More generally, lack of substance in public political speech is a product of representative democracy in which constituents need only develop general knowledge of "issues" and rely on supposedly well-informed leaders to work out details along lines least offensive to constituents. In such an environment, the preferred stance vis-a-vis AIDS in Africa, from the perspective of a liberal leader, is to support a national foreign-aid spending package, rather than to address specific land-tenure issues related to cultural empowerment of African descendants living in urban US settings. I'm probably advancing the notion that if progressive minded people relied on truly substantive public dialogue, rather than sound-bite idealism, the political institutions we see today, left, right and center, would not long stand.


It's not about content, but about presentation. The one-time description of an event as "dramatic" is not presented in this article. Rather the double suggestion, followed by the response which adds nothing but reinforcement that an anticipated event already is, in this case, dramatic; and by reporters who are supposed to be reporting on the event, not describing it before it happens.

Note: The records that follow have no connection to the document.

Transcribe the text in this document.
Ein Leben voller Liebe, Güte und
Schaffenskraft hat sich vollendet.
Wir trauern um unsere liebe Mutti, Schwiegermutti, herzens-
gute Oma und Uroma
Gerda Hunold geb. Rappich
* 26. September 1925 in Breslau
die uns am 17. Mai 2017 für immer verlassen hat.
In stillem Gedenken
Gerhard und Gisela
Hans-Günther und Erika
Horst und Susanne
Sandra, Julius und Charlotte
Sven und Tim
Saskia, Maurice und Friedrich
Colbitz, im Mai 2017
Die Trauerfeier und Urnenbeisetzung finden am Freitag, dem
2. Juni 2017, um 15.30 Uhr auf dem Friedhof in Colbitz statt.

How about "Let's take you now to our reporter on site. Hello Johnny." "Yo! Wolf. I'm standing by here waiting for the scheduled event with five hundred other reporters eating sandwiches provided for us by the FCC. We're all in our designated locations next to the cameras, of which there appear to be about thirty. Way back around the corner and down a level are some protestors, but I can't tell you anything about them from here. They don't have a press corps, but their soup smells good. There's a huge banner hanging below the bridgedeck above the podium which declares Victory of some sort; but we'll have to wait for the President to arrive before knowing just what Victory is referenced." ...etc.


Well, that would be the way I would prefer the event introduced, more or less, but they wouldn't let the protesters on the aircraft carrier. Anyway, I think it is research in audience attentiveness and listening habits that leads to the idle-banter format. I don't prefer the format, but other viewers do. Giving the news anchors credit that maybe they do correctly understand the value of describing an event in a single word, and that repeating that simplified descriptive in idle dialogue is a legitimate, effective communication technique and that in the case of this event the word would be dramatic, but then agreeing that dramatic aircraft carrier landings are an inane way to declare victory in a perpetual war, then the inane communication here originates not with the television anchors, but with the President. And the anchors, bound by ethics to be neutral, cannot elaborate on how the dramatic, very dramatic landing is inane, very, very inane.